Preliminary to any consideration of Gay relief is a showing that the order's explanation did not satisfy Noll, supra. That prerequisite is met here.
The commission, as was its prerogative, indicated that claimant's forty-year residency in the United States ameliorated the potential obstacle of English as claimant's second language. However, comparable elaboration did not accompany the commission's reference to claimant's age, education or work history, all of which appear vocationally unfavorable. The commission does not indicate how these elements combine to render claimant amenable to rehabilitation for other work.

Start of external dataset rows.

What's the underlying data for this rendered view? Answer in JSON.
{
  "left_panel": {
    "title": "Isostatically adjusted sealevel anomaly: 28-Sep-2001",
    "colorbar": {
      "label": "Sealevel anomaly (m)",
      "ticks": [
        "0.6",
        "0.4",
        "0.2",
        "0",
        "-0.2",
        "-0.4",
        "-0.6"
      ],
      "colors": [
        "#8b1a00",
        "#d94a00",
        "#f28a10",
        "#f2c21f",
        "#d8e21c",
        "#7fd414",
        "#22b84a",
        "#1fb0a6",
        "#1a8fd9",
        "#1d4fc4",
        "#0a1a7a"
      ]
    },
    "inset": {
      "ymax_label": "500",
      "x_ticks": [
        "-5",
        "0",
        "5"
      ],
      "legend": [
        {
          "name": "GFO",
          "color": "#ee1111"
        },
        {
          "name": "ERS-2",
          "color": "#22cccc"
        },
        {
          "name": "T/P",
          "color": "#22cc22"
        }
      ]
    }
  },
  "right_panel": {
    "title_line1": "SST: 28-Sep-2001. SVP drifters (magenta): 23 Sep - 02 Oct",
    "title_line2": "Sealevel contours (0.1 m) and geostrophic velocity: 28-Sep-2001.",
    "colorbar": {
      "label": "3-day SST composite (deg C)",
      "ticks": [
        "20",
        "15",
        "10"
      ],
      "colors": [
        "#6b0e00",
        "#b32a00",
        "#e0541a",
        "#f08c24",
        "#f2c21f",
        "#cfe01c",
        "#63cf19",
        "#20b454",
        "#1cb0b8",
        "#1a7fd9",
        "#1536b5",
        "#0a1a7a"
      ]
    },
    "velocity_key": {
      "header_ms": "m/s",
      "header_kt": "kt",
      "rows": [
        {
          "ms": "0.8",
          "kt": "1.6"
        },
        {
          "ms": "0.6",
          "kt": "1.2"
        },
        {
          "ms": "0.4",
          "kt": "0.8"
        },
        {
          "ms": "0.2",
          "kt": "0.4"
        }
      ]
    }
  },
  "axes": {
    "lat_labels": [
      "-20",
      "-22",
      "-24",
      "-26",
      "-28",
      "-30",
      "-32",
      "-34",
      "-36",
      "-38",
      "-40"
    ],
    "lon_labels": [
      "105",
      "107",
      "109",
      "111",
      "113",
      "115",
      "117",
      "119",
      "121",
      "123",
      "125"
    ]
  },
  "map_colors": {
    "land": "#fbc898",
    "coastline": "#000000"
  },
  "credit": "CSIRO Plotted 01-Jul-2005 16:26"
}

We must now decide whether to order the commission to vacate its order and to issue a new order in compliance with Noll, or whether the evidence is clear enough that we may simply order the commission to allow compensation for permanent total disability, pursuant to Gay. Before us is a claimant who was already of advanced years at the time of his injury and whose entire life has been spent as a skilled craftsman. While an injury such as claimant's might have minimal effect on most other workers, skilled or unskilled, the impact on this claimant has been much more debilitating. Given claimant's nonmedical background, we find Gay relief to be appropriate.
Accordingly, the judgment of the appellate court is reversed. We order the commission to vacate its order and to issue an order finding claimant to be permanently and totally disabled.
Judgment reversed and writ allowed.
A.W. SWEENEY, DOUGLAS, RESNICK, F.E. SWEENEY and PFEIFER, JJ., concur.
MOYER, C.J., dissents.
WRIGHT, J., dissents for the reasons stated in the Chief Justice's separate concurring opinion in State ex rel. Gay v. Mihm (1994), 68 Ohio St.3d 315, 626 N.E.2d 666.